The premise of a young child stumbling into a magical world informed by their native culture and with the fate of the world hanging in the balance is certainly a well-worn idea in fantasy fiction. Harry Potter, Star Wars, and The Chronicles of Narnia are just a handful of the more popular examples of this trope in modern pop culture. What helped 2005’s The Great Yokai War stand distinctly apart from its predecessors is how firmly it weaved in Japanese culture. Also, the sly, dark humor that Miike and screenwriter Yusuke Watanabe have woven into the story excels. There are moments that veer elements of horror and surrealism into it, unlike the film’s Western contemporaries, and The Great Yokai War was all the better for it.
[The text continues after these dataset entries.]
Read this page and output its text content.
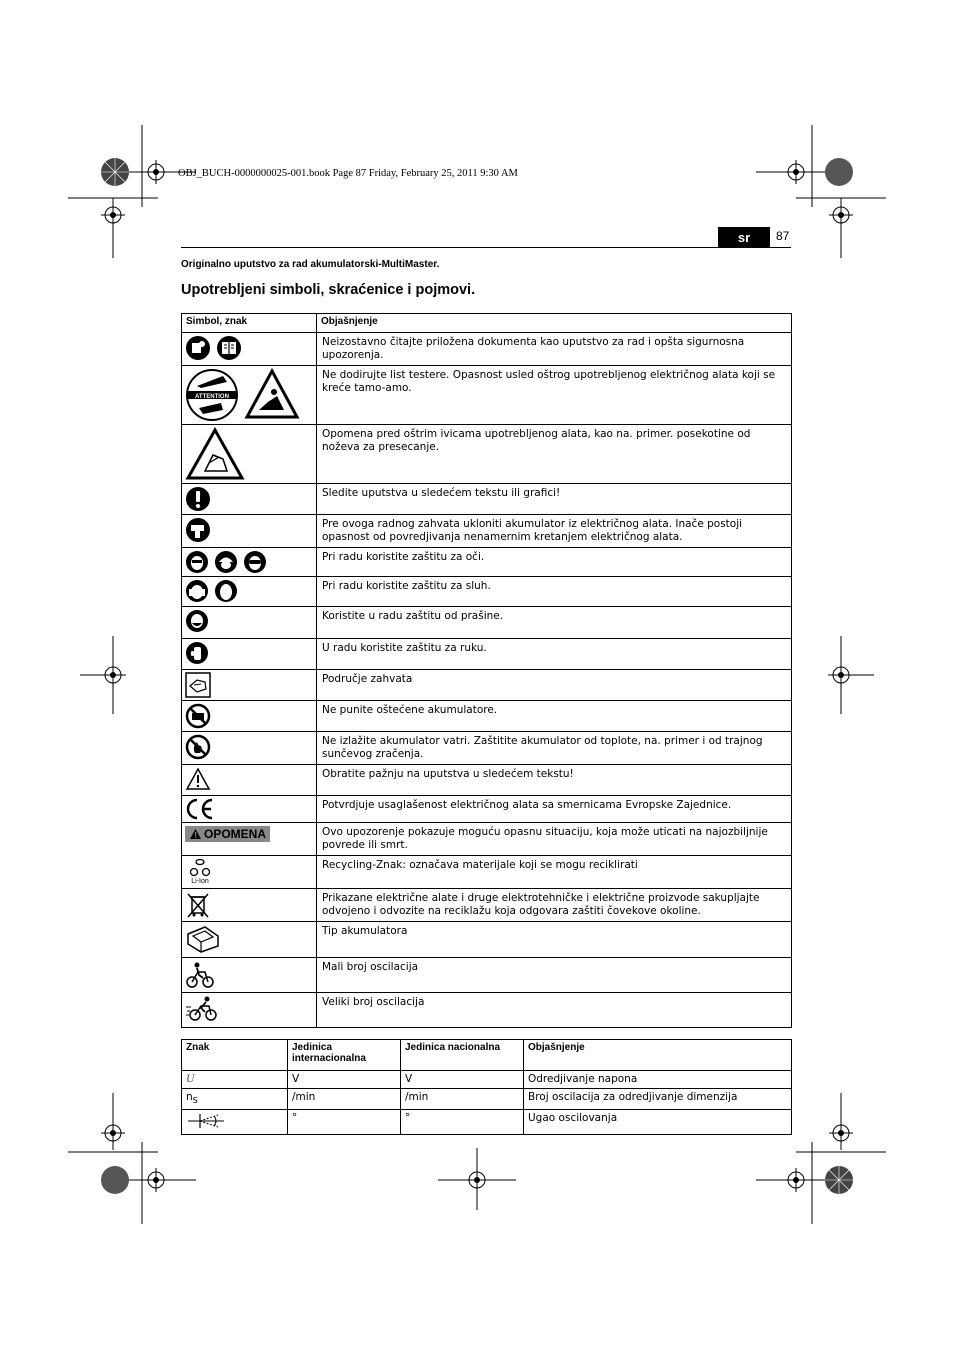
OBJ_BUCH-0000000025-001.book Page 87 Friday, February 25, 2011 9:30 AM
sr	87
Originalno uputstvo za rad akumulatorski-MultiMaster.
Upotrebljeni simboli, skraćenice i pojmovi.
Simbol, znak	Objašnjenje
	Neizostavno čitajte priložena dokumenta kao uputstvo za rad i opšta sigurnosna upozorenja.

ATTENTION	Ne dodirujte list testere. Opasnost usled oštrog upotrebljenog električnog alata koji se kreće tamo-amo.
	Opomena pred oštrim ivicama upotrebljenog alata, kao na. primer. posekotine od noževa za presecanje.
	Sledite uputstva u sledećem tekstu ili grafici!
	Pre ovoga radnog zahvata ukloniti akumulator iz električnog alata. Inače postoji opasnost od povredjivanja nenamernim kretanjem električnog alata.
	Pri radu koristite zaštitu za oči.
	Pri radu koristite zaštitu za sluh.
	Koristite u radu zaštitu od prašine.
	U radu koristite zaštitu za ruku.
	Područje zahvata
	Ne punite oštećene akumulatore.
	Ne izlažite akumulator vatri. Zaštitite akumulator od toplote, na. primer i od trajnog sunčevog zračenja.
	Obratite pažnju na uputstva u sledećem tekstu!
	Potvrdjuje usaglašenost električnog alata sa smernicama Evropske Zajednice.

OPOMENA	Ovo upozorenje pokazuje moguću opasnu situaciju, koja može uticati na najozbiljnije povrede ili smrt.

Li-Ion	Recycling-Znak: označava materijale koji se mogu reciklirati
	Prikazane električne alate i druge elektrotehničke i električne proizvode sakupljajte odvojeno i odvozite na reciklažu koja odgovara zaštiti čovekove okoline.
	Tip akumulatora
	Mali broj oscilacija
	Veliki broj oscilacija
Znak	Jedinica internacionalna	Jedinica nacionalna	Objašnjenje
U	V	V	Odredjivanje napona
$n_S$	/min	/min	Broj oscilacija za odredjivanje dimenzija
	°	°	Ugao oscilovanja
Where The Great Yokai War faltered previously was in its narrative pacing — starting and stopping its tale abruptly. The action and the film’s integration of monsters as Watanabe tumbled into this fantasy world was solid; but, some of the sequences awkwardly overstayed their welcome and robbed the plot of its urgency. However, Guardians leans more into themes of Japanese youth relearning their history and culture or running the risk of losing themselves entirely. These themes are made literal by the film’s stakes and Watanabe’s own self-discovery within this wild world. It’s a tale that runs well when the narrative flow evens out.
Feeling more like a retelling of 2005’s The Great Yokai War, which was an adaptation of the Japanese myth of Momotaro, The Great Yokai War: Guardians is perfectly accessible for audiences that may have missed the first film. With earnest performances from its ensemble cast, plenty of local folklore woven prominently into this modern fairytale update, and genuinely engaging set pieces, Guardians breathes new life into a well-trodden genre.
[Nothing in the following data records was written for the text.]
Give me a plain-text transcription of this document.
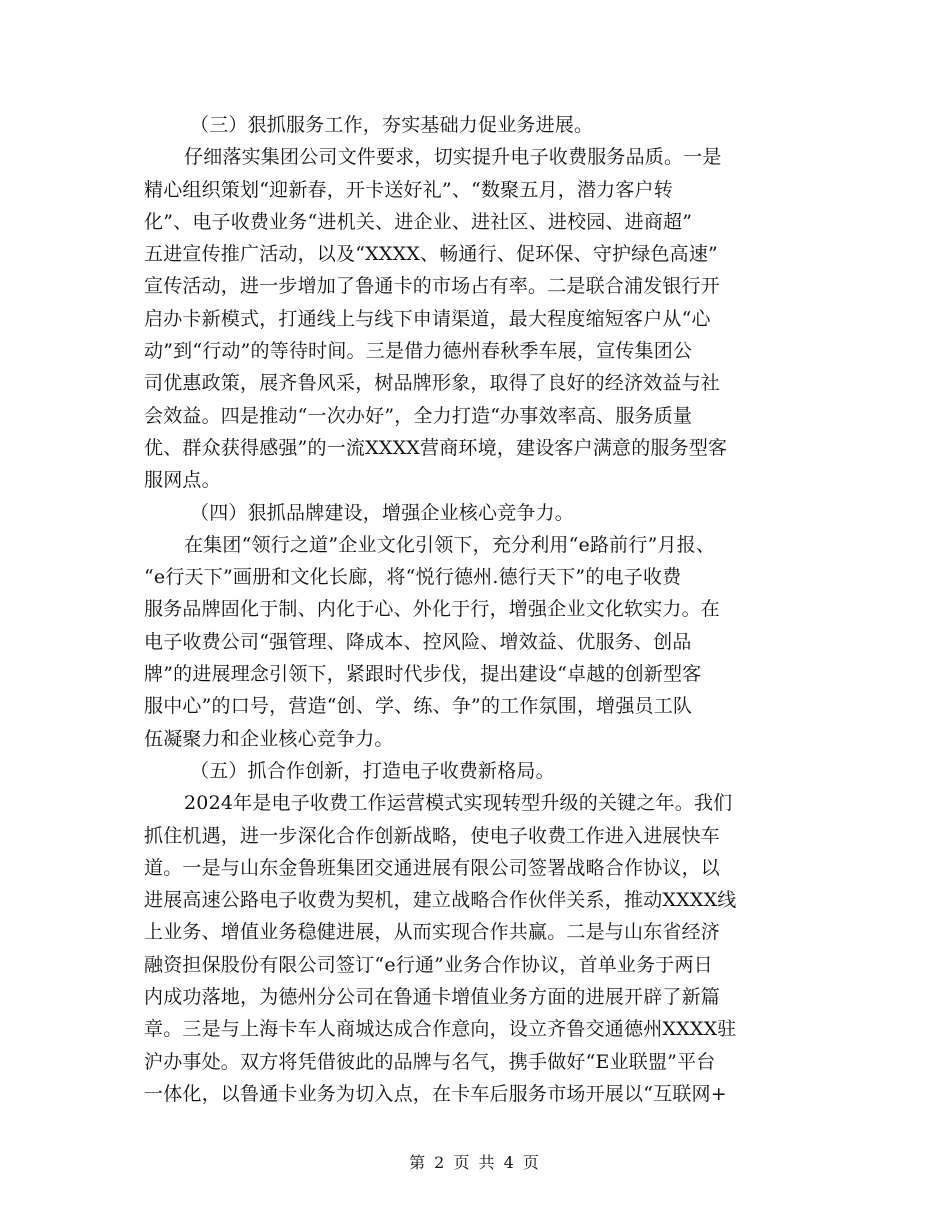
（三）狠抓服务工作，夯实基础力促业务进展。
仔细落实集团公司文件要求，切实提升电子收费服务品质。一是
精心组织策划“迎新春，开卡送好礼”、“数聚五月，潜力客户转
化”、电子收费业务“进机关、进企业、进社区、进校园、进商超”
五进宣传推广活动，以及“XXXX、畅通行、促环保、守护绿色高速”
宣传活动，进一步增加了鲁通卡的市场占有率。二是联合浦发银行开
启办卡新模式，打通线上与线下申请渠道，最大程度缩短客户从“心
动”到“行动”的等待时间。三是借力德州春秋季车展，宣传集团公
司优惠政策，展齐鲁风采，树品牌形象，取得了良好的经济效益与社
会效益。四是推动“一次办好”，全力打造“办事效率高、服务质量
优、群众获得感强”的一流XXXX营商环境，建设客户满意的服务型客
服网点。
（四）狠抓品牌建设，增强企业核心竞争力。
在集团“领行之道”企业文化引领下，充分利用“e路前行”月报、
“e行天下”画册和文化长廊，将“悦行德州.德行天下”的电子收费
服务品牌固化于制、内化于心、外化于行，增强企业文化软实力。在
电子收费公司“强管理、降成本、控风险、增效益、优服务、创品
牌”的进展理念引领下，紧跟时代步伐，提出建设“卓越的创新型客
服中心”的口号，营造“创、学、练、争”的工作氛围，增强员工队
伍凝聚力和企业核心竞争力。
（五）抓合作创新，打造电子收费新格局。
2024年是电子收费工作运营模式实现转型升级的关键之年。我们
抓住机遇，进一步深化合作创新战略，使电子收费工作进入进展快车
道。一是与山东金鲁班集团交通进展有限公司签署战略合作协议，以
进展高速公路电子收费为契机，建立战略合作伙伴关系，推动XXXX线
上业务、增值业务稳健进展，从而实现合作共赢。二是与山东省经济
融资担保股份有限公司签订“e行通”业务合作协议，首单业务于两日
内成功落地，为德州分公司在鲁通卡增值业务方面的进展开辟了新篇
章。三是与上海卡车人商城达成合作意向，设立齐鲁交通德州XXXX驻
沪办事处。双方将凭借彼此的品牌与名气，携手做好“E业联盟”平台
一体化，以鲁通卡业务为切入点，在卡车后服务市场开展以“互联网+
第 2 页 共 4 页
Overall, the film is most effective when it leans into its darker and horrific subject matter. Miike delivers what is easily one of the more palatable additions to the modern fantasy genre while showcasing the Japanese folklore that he clearly loves so much in a film that blends superheroes, fantasy, and kaiju action into a visually pleasing coming-of-age story.
The Great Yokai War: Guardians is directed by Takashi Miike and is currently in theaters in Japan. A wide North American release date has not yet been announced.